Nimm trotzdem, wenn du magst, eine Hilfe an, mit der du dich wappnen kannst. Die Dinge, mein Lucilius, die uns Angst einjagen, sind zahlreicher als die, welche uns wirklich zusetzen, und oft quälen wir uns nicht der Tatsachen wegen, sondern aus bloßem Glauben. Ich spreche jetzt nicht zu dir mit der Stimme des Stoikers, sondern einer milderen; wir sagen ja, daß alles, was uns Stöhnen und Seufzen hervorruft, in Wahrheit leicht sei und verachtenswert. Lassen wir diese großen aber, ihr guten Götter!, wahren Worte einmal beiseite: Ich lege Dir nahe, dich nicht vor der Zeit zu grämen, da doch das, was du als bevorstehend fürchtest, vielleicht niemals eintreten wird, ganz sicher aber noch nicht eingetreten ist. Manches quält uns also mehr als nötig, manches quält uns früher als nötig, und manches quält uns ganz unnötigerweise; wir vergrößern den Schmerz oder nehmen ihn vorweg oder bilden ihn uns ein.

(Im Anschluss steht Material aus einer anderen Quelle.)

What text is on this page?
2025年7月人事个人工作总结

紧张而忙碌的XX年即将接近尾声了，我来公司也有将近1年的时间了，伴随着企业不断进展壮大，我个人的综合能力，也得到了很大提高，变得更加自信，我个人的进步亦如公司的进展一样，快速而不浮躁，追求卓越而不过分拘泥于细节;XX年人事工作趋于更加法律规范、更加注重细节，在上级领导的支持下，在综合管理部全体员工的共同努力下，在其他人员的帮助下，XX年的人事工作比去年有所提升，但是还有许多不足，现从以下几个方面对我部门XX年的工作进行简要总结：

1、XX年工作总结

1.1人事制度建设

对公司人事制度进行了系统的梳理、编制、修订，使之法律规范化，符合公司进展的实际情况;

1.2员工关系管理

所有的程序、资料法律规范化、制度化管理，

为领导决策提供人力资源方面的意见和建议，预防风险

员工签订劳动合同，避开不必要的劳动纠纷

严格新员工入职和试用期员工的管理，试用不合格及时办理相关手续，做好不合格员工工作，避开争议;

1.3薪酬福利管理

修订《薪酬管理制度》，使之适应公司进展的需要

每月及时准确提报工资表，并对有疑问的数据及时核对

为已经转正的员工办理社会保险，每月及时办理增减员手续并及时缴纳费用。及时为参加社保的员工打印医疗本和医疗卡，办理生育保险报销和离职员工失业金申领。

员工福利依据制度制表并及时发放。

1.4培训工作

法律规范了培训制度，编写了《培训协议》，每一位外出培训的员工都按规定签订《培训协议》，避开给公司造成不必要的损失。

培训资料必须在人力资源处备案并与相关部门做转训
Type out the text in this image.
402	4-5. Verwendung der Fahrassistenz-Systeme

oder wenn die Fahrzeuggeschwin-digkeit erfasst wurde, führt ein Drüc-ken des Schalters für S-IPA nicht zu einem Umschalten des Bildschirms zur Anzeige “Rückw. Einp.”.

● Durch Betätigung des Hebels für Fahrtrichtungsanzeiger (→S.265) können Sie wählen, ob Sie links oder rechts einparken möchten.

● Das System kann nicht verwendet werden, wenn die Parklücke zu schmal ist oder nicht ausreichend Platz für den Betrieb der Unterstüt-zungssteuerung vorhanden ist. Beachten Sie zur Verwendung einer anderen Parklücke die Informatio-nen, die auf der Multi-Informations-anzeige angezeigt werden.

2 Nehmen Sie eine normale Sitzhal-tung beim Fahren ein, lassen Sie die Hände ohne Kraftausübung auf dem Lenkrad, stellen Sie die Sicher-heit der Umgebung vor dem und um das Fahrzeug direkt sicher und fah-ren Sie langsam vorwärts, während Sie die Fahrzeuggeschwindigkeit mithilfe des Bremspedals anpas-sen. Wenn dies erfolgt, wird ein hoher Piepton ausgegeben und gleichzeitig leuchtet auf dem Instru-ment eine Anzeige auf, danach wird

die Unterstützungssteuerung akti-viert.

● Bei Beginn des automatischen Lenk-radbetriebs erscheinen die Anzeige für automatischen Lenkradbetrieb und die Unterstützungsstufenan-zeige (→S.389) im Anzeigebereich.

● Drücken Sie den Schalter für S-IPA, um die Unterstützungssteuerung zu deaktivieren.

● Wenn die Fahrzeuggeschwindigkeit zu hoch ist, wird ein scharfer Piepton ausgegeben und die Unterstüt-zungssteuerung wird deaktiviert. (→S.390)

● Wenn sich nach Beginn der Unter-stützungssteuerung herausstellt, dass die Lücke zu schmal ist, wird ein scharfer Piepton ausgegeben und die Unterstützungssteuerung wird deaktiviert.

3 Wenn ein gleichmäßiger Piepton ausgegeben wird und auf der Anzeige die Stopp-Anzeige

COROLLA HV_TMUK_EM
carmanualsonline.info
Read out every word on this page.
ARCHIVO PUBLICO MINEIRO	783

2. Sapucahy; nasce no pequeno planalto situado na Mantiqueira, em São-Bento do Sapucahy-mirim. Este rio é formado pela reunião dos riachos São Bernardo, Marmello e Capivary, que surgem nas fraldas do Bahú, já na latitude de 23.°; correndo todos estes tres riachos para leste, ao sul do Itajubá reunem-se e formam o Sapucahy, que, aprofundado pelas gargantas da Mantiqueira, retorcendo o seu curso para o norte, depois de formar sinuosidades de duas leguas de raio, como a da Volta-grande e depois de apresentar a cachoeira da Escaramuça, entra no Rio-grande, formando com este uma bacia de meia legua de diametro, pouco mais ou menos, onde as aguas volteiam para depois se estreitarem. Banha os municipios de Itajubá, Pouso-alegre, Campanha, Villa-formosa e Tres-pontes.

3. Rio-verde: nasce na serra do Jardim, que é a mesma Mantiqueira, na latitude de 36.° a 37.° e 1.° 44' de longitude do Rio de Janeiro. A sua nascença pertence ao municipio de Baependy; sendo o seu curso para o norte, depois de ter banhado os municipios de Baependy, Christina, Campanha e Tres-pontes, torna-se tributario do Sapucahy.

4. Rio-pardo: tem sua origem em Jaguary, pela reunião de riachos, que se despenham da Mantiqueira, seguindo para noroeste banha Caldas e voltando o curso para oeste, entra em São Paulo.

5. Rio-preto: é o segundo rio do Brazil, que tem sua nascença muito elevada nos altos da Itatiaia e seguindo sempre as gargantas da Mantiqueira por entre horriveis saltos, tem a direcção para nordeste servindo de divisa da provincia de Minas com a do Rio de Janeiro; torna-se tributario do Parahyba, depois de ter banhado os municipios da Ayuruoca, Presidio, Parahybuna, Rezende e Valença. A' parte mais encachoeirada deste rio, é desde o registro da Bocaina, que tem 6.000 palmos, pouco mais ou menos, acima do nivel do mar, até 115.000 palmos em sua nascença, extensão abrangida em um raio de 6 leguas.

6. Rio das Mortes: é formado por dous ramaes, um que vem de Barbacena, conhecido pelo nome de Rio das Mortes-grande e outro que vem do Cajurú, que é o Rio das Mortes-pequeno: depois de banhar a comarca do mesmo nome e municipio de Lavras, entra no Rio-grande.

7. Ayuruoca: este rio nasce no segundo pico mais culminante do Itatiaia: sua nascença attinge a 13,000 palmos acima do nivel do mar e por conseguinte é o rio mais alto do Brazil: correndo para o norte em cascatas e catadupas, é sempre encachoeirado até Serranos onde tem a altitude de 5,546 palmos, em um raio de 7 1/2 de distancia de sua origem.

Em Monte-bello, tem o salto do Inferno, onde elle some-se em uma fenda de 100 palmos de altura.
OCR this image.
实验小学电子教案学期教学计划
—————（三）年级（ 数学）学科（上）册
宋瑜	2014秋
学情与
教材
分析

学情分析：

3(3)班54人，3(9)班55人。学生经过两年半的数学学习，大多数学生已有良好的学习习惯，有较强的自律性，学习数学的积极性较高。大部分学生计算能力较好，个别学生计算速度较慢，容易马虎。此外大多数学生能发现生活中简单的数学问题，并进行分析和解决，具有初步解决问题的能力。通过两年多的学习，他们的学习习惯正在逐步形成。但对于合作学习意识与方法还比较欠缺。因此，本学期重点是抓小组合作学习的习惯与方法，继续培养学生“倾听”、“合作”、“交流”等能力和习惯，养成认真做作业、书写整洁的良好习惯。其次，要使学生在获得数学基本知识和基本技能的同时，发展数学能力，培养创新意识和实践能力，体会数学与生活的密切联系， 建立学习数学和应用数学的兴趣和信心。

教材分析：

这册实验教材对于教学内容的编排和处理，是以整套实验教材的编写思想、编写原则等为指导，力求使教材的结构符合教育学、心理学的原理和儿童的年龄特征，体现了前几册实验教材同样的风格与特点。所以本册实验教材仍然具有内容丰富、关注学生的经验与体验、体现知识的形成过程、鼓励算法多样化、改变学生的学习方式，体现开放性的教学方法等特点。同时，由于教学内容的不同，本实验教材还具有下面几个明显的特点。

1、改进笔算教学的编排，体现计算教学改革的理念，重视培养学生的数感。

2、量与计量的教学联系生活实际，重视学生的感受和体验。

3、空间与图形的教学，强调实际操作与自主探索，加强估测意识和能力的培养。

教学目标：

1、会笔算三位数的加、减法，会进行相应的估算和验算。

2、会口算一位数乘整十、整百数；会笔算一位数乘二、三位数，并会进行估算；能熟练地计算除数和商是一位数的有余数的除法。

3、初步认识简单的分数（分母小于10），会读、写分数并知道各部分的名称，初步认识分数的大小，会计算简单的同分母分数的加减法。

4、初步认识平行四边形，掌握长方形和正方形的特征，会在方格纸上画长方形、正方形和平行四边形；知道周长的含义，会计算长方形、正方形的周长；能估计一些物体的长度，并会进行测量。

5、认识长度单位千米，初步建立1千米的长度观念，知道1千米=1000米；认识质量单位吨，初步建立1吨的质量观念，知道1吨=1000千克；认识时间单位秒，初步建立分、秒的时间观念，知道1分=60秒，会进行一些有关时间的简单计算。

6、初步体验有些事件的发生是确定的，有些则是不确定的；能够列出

Tamen, si tibi videtur, accipe a me auxilia quibus munire te possis. [4] Plura sunt, Lucili, quae nos terrent quam quae premunt, et saepius opinione quam re laboramus. Non loquor tecum Stoica lingua, sed hac summissiore; nos enim dicimus omnia ista quae gemitus mugitusque exprimunt levia esse et contemnenda. Omittamus haec magna verba, sed, di boni, vera: illud tibi praecipio, ne sis miser ante tempus, cum illa quae velut imminentia expavisti fortasse numquam ventura sint, certe non venerint. [5] Quaedam ergo nos magis torquent quam debent, quaedam ante torquent quam debent, quaedam torquent cum omnino non debeant; aut augemus dolorem aut praecipimus aut fingimus.